Kate made her last appearance in the episode "Out of Control," but what has she been up to since her departure? Kate officially divorced Andy in 2016, and following their split, she alleged that Andy physically and mentally abused her during their marriage.

What happened to Sue's granddaughter on Life Below Zero? ›

As Sue revealed in a recent episode, her granddaughter Drew McClurg recently died. Sue discussed how important her family is to her in the episode, and seemed genuinely shaken by losing her granddaughter.
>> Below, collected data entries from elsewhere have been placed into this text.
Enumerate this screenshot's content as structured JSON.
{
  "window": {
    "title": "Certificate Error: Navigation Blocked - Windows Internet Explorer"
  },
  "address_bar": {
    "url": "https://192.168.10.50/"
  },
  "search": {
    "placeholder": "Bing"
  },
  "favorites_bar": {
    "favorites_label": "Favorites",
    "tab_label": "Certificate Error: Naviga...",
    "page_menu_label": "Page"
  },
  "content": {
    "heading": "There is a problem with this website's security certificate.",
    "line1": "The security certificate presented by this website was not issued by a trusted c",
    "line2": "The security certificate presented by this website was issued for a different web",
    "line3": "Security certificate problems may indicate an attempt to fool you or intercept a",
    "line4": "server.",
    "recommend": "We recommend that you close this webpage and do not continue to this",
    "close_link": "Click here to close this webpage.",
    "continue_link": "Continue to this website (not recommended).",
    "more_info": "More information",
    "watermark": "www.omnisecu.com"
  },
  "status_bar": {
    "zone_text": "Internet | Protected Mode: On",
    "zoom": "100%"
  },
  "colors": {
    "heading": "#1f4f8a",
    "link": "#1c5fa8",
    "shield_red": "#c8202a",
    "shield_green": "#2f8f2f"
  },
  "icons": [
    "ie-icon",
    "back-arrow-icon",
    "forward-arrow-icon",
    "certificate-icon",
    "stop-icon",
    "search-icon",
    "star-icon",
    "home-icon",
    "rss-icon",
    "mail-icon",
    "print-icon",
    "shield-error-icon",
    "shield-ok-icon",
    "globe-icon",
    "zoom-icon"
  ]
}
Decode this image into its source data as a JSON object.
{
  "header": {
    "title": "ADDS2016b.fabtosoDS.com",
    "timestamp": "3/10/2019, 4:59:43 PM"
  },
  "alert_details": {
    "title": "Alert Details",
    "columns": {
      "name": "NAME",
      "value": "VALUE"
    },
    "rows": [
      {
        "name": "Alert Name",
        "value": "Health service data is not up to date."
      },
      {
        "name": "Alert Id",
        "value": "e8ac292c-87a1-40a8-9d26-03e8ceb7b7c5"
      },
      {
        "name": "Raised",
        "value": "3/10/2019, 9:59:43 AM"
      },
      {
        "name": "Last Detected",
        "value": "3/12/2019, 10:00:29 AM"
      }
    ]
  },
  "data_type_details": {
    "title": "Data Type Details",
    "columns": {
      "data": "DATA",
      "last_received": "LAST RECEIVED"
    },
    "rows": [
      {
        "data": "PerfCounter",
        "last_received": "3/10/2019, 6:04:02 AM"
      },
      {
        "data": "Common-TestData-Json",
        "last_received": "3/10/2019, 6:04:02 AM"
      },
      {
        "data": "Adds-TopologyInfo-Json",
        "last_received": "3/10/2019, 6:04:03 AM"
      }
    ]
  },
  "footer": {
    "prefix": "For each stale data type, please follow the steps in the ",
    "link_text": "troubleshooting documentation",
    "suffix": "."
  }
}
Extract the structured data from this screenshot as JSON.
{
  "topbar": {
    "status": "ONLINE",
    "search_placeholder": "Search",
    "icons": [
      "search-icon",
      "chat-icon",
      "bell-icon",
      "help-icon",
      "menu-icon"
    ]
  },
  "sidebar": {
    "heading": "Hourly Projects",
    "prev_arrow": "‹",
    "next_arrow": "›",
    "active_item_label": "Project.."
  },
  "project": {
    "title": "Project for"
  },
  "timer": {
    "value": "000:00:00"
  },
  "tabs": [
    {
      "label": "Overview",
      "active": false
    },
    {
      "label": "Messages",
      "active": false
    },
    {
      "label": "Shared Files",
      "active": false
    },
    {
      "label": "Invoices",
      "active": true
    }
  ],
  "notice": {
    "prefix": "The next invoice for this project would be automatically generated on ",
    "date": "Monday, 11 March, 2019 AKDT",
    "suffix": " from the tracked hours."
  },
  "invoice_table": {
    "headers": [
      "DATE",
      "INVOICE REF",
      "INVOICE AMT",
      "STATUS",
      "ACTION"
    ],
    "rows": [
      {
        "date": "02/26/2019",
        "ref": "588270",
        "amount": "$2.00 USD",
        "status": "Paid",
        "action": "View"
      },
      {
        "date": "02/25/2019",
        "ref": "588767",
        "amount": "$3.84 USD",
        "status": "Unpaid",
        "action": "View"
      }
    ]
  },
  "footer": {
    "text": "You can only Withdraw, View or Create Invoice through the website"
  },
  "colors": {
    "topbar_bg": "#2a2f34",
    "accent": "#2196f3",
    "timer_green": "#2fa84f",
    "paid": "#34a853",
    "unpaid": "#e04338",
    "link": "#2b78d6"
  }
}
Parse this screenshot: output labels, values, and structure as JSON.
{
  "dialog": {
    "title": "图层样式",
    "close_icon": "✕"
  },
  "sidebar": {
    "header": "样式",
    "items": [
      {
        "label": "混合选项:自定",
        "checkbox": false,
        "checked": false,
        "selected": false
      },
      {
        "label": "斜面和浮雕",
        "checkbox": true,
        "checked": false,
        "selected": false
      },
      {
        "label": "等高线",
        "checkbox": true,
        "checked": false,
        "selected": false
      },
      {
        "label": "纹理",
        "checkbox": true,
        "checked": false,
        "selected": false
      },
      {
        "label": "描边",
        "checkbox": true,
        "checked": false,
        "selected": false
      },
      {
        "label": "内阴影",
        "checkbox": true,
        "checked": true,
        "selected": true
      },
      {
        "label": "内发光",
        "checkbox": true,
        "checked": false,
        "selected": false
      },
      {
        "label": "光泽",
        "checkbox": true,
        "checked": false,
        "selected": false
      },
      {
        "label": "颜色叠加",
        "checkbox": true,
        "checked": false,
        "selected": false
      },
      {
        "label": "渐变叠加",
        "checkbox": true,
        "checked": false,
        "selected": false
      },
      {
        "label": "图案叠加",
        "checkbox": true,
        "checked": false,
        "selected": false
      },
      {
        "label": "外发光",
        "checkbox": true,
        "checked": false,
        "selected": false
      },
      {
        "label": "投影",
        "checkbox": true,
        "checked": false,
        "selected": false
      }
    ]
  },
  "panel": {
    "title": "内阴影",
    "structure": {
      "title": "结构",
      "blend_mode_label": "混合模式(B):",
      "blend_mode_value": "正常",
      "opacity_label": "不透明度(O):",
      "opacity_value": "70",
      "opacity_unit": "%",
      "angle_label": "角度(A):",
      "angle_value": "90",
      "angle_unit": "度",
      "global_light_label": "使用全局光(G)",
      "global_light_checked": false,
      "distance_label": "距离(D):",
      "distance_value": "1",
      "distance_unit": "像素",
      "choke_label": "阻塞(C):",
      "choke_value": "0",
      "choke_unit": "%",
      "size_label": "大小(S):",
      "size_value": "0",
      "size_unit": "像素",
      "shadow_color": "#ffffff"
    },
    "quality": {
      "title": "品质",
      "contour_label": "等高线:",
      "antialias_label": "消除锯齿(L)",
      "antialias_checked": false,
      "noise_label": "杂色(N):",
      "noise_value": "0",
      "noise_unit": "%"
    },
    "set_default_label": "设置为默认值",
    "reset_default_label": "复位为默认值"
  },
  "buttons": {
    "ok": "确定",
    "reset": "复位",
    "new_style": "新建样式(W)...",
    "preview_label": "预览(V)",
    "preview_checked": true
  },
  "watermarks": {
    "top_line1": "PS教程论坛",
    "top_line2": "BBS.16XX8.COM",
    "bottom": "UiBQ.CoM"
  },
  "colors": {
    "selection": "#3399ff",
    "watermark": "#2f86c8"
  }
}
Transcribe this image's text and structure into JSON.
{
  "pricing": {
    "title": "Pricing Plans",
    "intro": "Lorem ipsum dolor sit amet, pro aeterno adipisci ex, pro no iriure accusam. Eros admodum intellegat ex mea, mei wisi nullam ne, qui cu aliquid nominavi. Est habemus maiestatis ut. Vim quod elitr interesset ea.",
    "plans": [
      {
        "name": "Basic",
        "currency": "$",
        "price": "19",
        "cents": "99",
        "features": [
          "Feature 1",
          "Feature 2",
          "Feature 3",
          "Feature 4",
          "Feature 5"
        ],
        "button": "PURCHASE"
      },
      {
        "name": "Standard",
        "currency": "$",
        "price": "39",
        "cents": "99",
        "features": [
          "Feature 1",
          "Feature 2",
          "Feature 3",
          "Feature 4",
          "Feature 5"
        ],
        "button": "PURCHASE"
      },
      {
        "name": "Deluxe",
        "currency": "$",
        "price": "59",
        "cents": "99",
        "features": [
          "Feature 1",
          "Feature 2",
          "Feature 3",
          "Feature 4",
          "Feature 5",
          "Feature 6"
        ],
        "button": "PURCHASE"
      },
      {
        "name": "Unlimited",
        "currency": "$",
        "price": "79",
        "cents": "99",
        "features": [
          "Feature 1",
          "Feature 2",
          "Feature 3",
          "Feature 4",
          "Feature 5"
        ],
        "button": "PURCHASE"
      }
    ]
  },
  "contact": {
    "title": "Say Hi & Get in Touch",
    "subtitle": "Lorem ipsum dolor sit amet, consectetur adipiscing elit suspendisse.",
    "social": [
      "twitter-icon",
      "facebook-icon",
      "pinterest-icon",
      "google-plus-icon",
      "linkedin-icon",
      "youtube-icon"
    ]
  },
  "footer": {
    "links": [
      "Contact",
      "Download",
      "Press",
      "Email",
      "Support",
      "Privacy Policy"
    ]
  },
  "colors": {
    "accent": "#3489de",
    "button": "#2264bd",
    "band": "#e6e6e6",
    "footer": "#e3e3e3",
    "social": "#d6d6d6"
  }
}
The exact details around Drew's death aren't available, so we don't know for sure how she died.

Who is the new woman with Andy on Life Below Zero? ›

Here are all the details that you need to know about Andy Bassich and his girlfriend Denise Becker on Life Below Zero; read along to know.

Where does Sue Aikens live now? ›

Sue Aikens' profile summary
NameSue Aikens
ResidenceAlaska, United States
CareerTelevision personality and entrepreneur
17 more rows
Jun 17, 2022

Does Andy on Life Below Zero have a girlfriend? ›

'Life Below Zero' Stars Andy Bassich and His Girlfriend Denise Are Living Their Best Lives. Now that Life Below Zero is officially streaming on Disney Plus, fans of the Alaskan survival show have some questions about some of their favorite residents of rural Alaska.

Is Jesse still on Life Below Zero? ›

“That's what he said.” In the years since, Holmes has continued to appear on “Life Below Zero” and competing in the Iditarod every year. In addition, Holmes is also an ultramarathon runner, usually running between 16 races a year. However, Holmes said his true passion is his dogs.

Does Andy on Life Below Zero have a new girlfriend? ›

Advertisem*nt. Life Below Zero stars Andy Bassich and Denise Becker have been together for a while after they started dating sometime in 2017.

How much does Chris and Jesse make on Life Below Zero? ›

What are cast members on 'Life Below Zero' paid? According to TVStarBio, the cast members of Life Below Zero make roughly $4,500 per episode.

Is Jesse married a Life Below Zero? ›

Therefore, Life Below Zero's Jessie Holmes' wife is nonexistent for now. He has kept his private life of the media for years. However, it is known that he was in a relationship with an unidentified woman when he was based in Eagle. Although he intended to marry her, she left him for another person.